NORBERT ELİAS(1897-1990)
NAZİFE YILMAZ - AYBÜ Lisans 4.Sınıf Öğrencisi - nzfylmz97@gmail.com
Yahudi bir ailenin tek çocuğu olarak 1897’de Breslau’da dünyaya gelen Norbert Elias’ın, babası tekstil endüstrisinde çalışan bir iş adamıdır.
Elias, I.Dünya Savaşı’nda Alman ordusu için gönüllü olmuş ve çeşitli cephelerde telgrafçı olarak çalışmıştır. 1917’de sinir krizi geçirdikten sonra, hizmete uygun olmadığı ilan edilerek işine son verilmesinin ardından akademi hayatına, Breslau Üniversitesi’nde felsefe, psikoloji ve tıp eğitimi alarak başlamıştı. Kısa bir zaman sonra tıp eğitimini yarıda bırakan Elias babasının da ekonomik yönden zayıflamasıyla 1922 yılında bir fabrika da çalışmaya başladı. 2 yıl aranın ardından Felsefe bölümünden doktorasını tamamlayarak mezun olan Elias, danışmanı ile neo-Kantianizm konusunda fikir ayrılığına düşmesinin ardından çalışmalarına sosyoloji bölümünde devam etmeye başladı.

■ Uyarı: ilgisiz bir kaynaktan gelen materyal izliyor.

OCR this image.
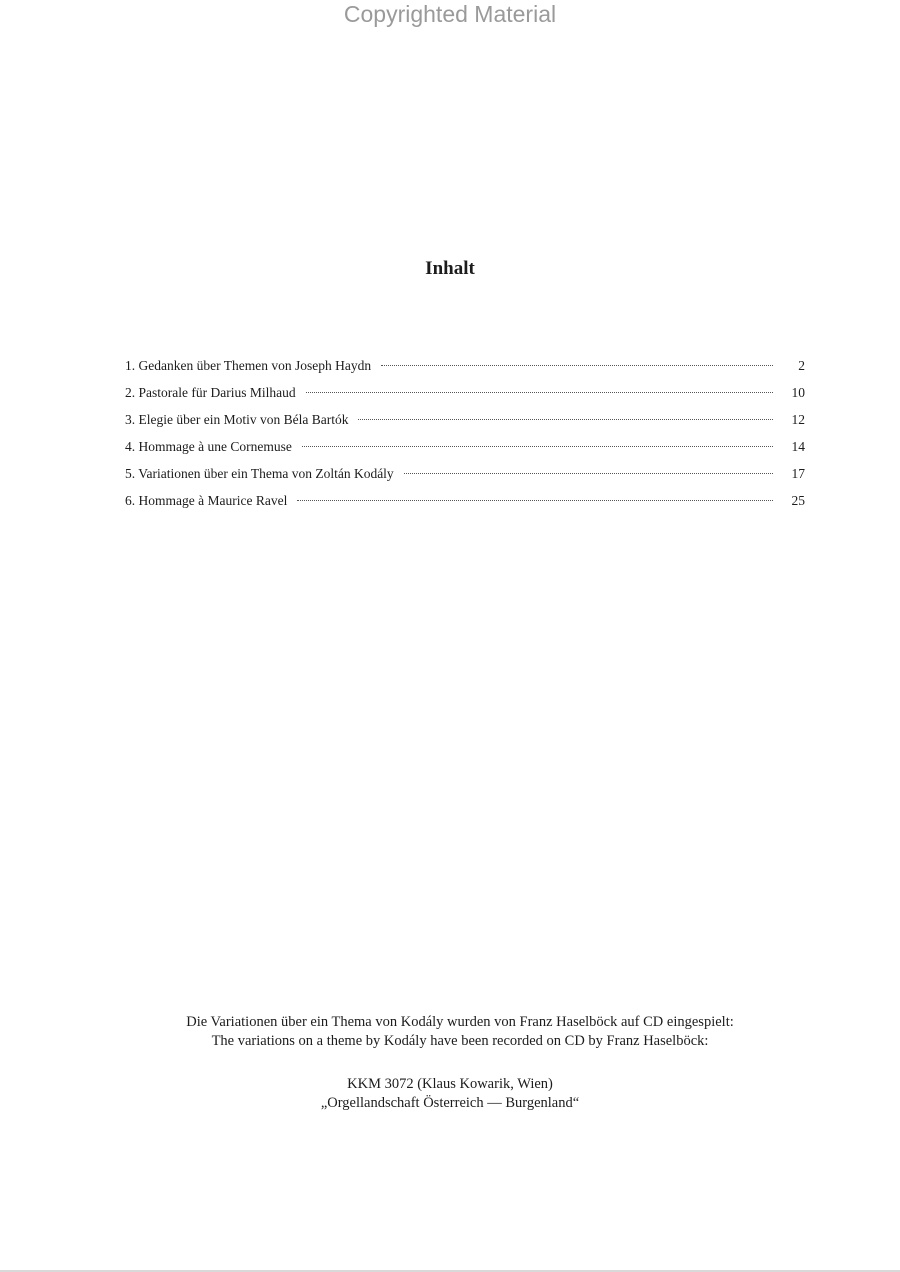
Copyrighted Material
Inhalt
1. Gedanken über Themen von Joseph Haydn	2
2. Pastorale für Darius Milhaud	10
3. Elegie über ein Motiv von Béla Bartók	12
4. Hommage à une Cornemuse	14
5. Variationen über ein Thema von Zoltán Kodály	17
6. Hommage à Maurice Ravel	25

Die Variationen über ein Thema von Kodály wurden von Franz Haselböck auf CD eingespielt:

The variations on a theme by Kodály have been recorded on CD by Franz Haselböck:

KKM 3072 (Klaus Kowarik, Wien)

„Orgellandschaft Österreich — Burgenland“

Otuzlu yaşlarında, Alman Siyonist hareketine derinden dahil olarak, Alman-Yahudi gençlik hareketi “Blau-Weiss” (Mavi-Beyaz) içinde önde gelen entelektüellerden biri olarak görev yapan Elias, bu yıllarda Erich Fromm, Leo Strauss, Leo Löwenthal ve Gershom Scholem gibi kişilerle tanışma fırsatı bulmuştur. Bu dönemlerde kendisine sunulan projeleri reddederek, Frankfurt Üniversitesi’nde ki Karl Mannheim’ın yolunu takip etmeye başlamış fakat dönemin siyasi olayları nedeniyle bu durum kısa sürmüştür.1933 yılında Paris’e kaçmak zorunda kalmıştır.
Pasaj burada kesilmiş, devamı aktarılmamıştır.